Снова возникло неловкое молчание, и Хэйвей пригубил пиво. На лице Раасея появились признаки некоторого смятения.
- Он правда сказал, чтобы вы поторапливались, сэр. То есть он сказал, что вы должны быть там вчера, хотя я и не представляю, как вам это удастся. И еще он в очень плохом настроении, сэр.
Хэйвей поднял кружку и допил пиво, а лошадь в это время задрала хвост и вывалила на пол таверны несколько шариков свежего навоза. В зале пивной немедленно поднялся возмущенный крик.
- О боги, - пробормотал Хэйвей, поднялся со стула и взял поводья из рук Раасея.
- Оставайся здесь и прибери этот мусор, - сказал он, разворачивая лошадь мордой к выходу. - Пожалуйста, - добавил он через плечо. - Сэр.
По пути к двери хозяин пивной сердито дернул его за рукав.
- Мы не позволяем приводить в таверну неразумных животных, - заметил он.
- Не беспокойтесь, - ответил Хэйвей. - Он только приберет за лошадью и сразу же уйдет…
Комиссар полиции Алгофилос считался одним из самых влиятельных людей во всем Коумасе. В его подчинении были не только все полицейские отряды, но и городская стража. Вызов в его кабинет мог означать или великую честь, или немедленное окончание служебной карьеры. А может, и жизни, если комиссар был уж очень недоволен. Так что Хэйвей, пустивший рысью своего коня, ощущал, как от мрачных предчувствий у него сжимается желудок. Удивительно, что суперинтендант Вейрд так быстро узнал о беспорядке на перекрестке. И зачем в таком случае вызывать его к комиссару? Это не укладывалось в голове.

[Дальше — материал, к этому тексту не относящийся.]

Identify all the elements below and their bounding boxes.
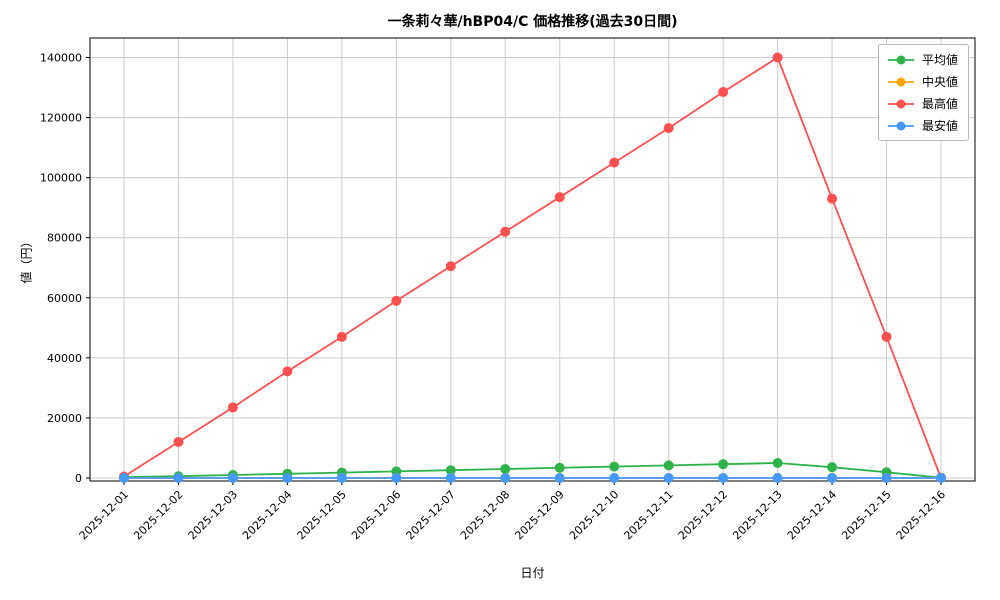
x-tick-label: 2025-12-08 — [458, 488, 512, 542]
data-point — [718, 472, 729, 483]
y-tick-label: 140000 — [40, 52, 82, 65]
data-point — [772, 472, 783, 483]
series-line-2 — [123, 56, 942, 479]
x-tick-label: 2025-12-05 — [295, 488, 349, 542]
x-tick-label: 2025-12-11 — [621, 488, 675, 542]
x-tick-label: 2025-12-12 — [676, 488, 730, 542]
data-point — [936, 472, 946, 483]
y-tick-label: 120000 — [40, 112, 82, 125]
y-tick-label: 100000 — [40, 172, 82, 185]
data-point — [445, 261, 456, 272]
data-point — [391, 472, 402, 483]
x-tick-label: 2025-12-06 — [349, 488, 403, 542]
x-tick-label: 2025-12-16 — [894, 488, 948, 542]
data-point — [445, 472, 456, 483]
data-point — [500, 472, 511, 483]
data-point — [663, 123, 674, 134]
x-tick-label: 2025-12-07 — [404, 488, 458, 542]
data-point — [282, 366, 293, 377]
data-point — [500, 226, 511, 237]
legend-item-average: 平均値 — [887, 51, 958, 68]
data-point — [881, 331, 892, 342]
y-tick-label: 60000 — [47, 292, 82, 305]
data-point — [391, 295, 402, 306]
chart-title: 一条莉々華/hBP04/C 価格推移(過去30日間) — [387, 14, 678, 30]
data-point — [718, 87, 729, 98]
data-point — [718, 459, 729, 470]
data-point — [500, 463, 511, 474]
x-tick-label: 2025-12-01 — [77, 488, 131, 542]
data-point — [119, 472, 129, 483]
y-tick-label: 40000 — [47, 352, 82, 365]
data-point — [227, 402, 238, 413]
data-point — [554, 462, 565, 473]
x-axis-label: 日付 — [520, 566, 545, 580]
series-line-0 — [123, 462, 942, 479]
data-point — [881, 472, 892, 483]
x-tick-label: 2025-12-09 — [512, 488, 566, 542]
legend-label-average: 平均値 — [921, 53, 958, 67]
x-tick-label: 2025-12-02 — [131, 488, 185, 542]
legend-item-median: 中央値 — [887, 73, 958, 90]
legend-marker-average-icon — [887, 55, 914, 64]
legend-item-min: 最安値 — [887, 117, 958, 134]
data-point — [663, 472, 674, 483]
data-point — [336, 331, 347, 342]
data-point — [827, 193, 838, 204]
x-tick-label: 2025-12-14 — [785, 488, 839, 542]
data-point — [609, 461, 620, 472]
y-tick-label: 80000 — [47, 232, 82, 245]
data-point — [445, 465, 456, 476]
y-tick-label: 0 — [75, 472, 82, 485]
legend-label-max: 最高値 — [921, 97, 958, 111]
data-point — [282, 472, 293, 483]
x-tick-label: 2025-12-15 — [839, 488, 893, 542]
data-point — [772, 52, 783, 63]
x-tick-label: 2025-12-03 — [186, 488, 240, 542]
legend-item-max: 最高値 — [887, 95, 958, 112]
data-point — [609, 472, 620, 483]
data-point — [772, 457, 783, 468]
data-point — [827, 462, 838, 473]
legend-marker-max-icon — [887, 99, 914, 108]
legend-marker-min-icon — [887, 121, 914, 130]
data-point — [663, 460, 674, 471]
x-tick-label: 2025-12-04 — [240, 488, 294, 542]
legend-marker-median-icon — [887, 77, 914, 86]
data-point — [827, 472, 838, 483]
data-point — [173, 472, 184, 483]
x-tick-label: 2025-12-13 — [730, 488, 784, 542]
data-point — [173, 436, 184, 447]
y-tick-label: 20000 — [47, 412, 82, 425]
legend-label-median: 中央値 — [921, 75, 958, 89]
legend-label-min: 最安値 — [921, 119, 958, 133]
data-point — [336, 472, 347, 483]
data-point — [609, 157, 620, 168]
data-point — [554, 192, 565, 203]
legend: 平均値 中央値 最高値 最安値 — [877, 44, 969, 141]
axes-frame — [89, 37, 976, 482]
data-point — [554, 472, 565, 483]
x-tick-label: 2025-12-10 — [567, 488, 621, 542]
data-point — [227, 472, 238, 483]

А затем, впервые после разжалования, мозг Хэйвея заработал с прежней четкостью. Вряд ли кто-то станет посылать лошадь человеку, которого собирается выгнать! Нет, здесь определенно чувствуется какая-то необходимость. Хэйвей срочно понадобился, значит, возникла потребность в его способностях. Он немедленно воспрянул духом и, усмехнувшись, пустил коня галопом, пригибаясь к самой гриве на извилистых городских улочках.
Суперинтендант Вейрд в расследовании преступлений придерживался наипростейшей тактики. Если происходило нечто неприятное, он выпускал своих инспекторов, чтобы арестовать и допросить нескольких невиновных свидетелей, а потом пытал их, пока не получал полного признания вины от одного из задержанных. Преимуществом этого способа было быстрое и стопроцентное раскрытие любых преступлений. Хэйвей видел в его тактике по крайней мере один недостаток: истинный виновник преступления весьма редко подвергался наказанию. Сам он предпочитал точное и скрупулезное расследование, которое часто, хотя и не всегда, выводило на след тех, кто совершил правонарушение, и только тогда производил арест. Такой метод требовал гораздо больше времени, но, как порой замечал суперинтендант, был единственно возможным для дела.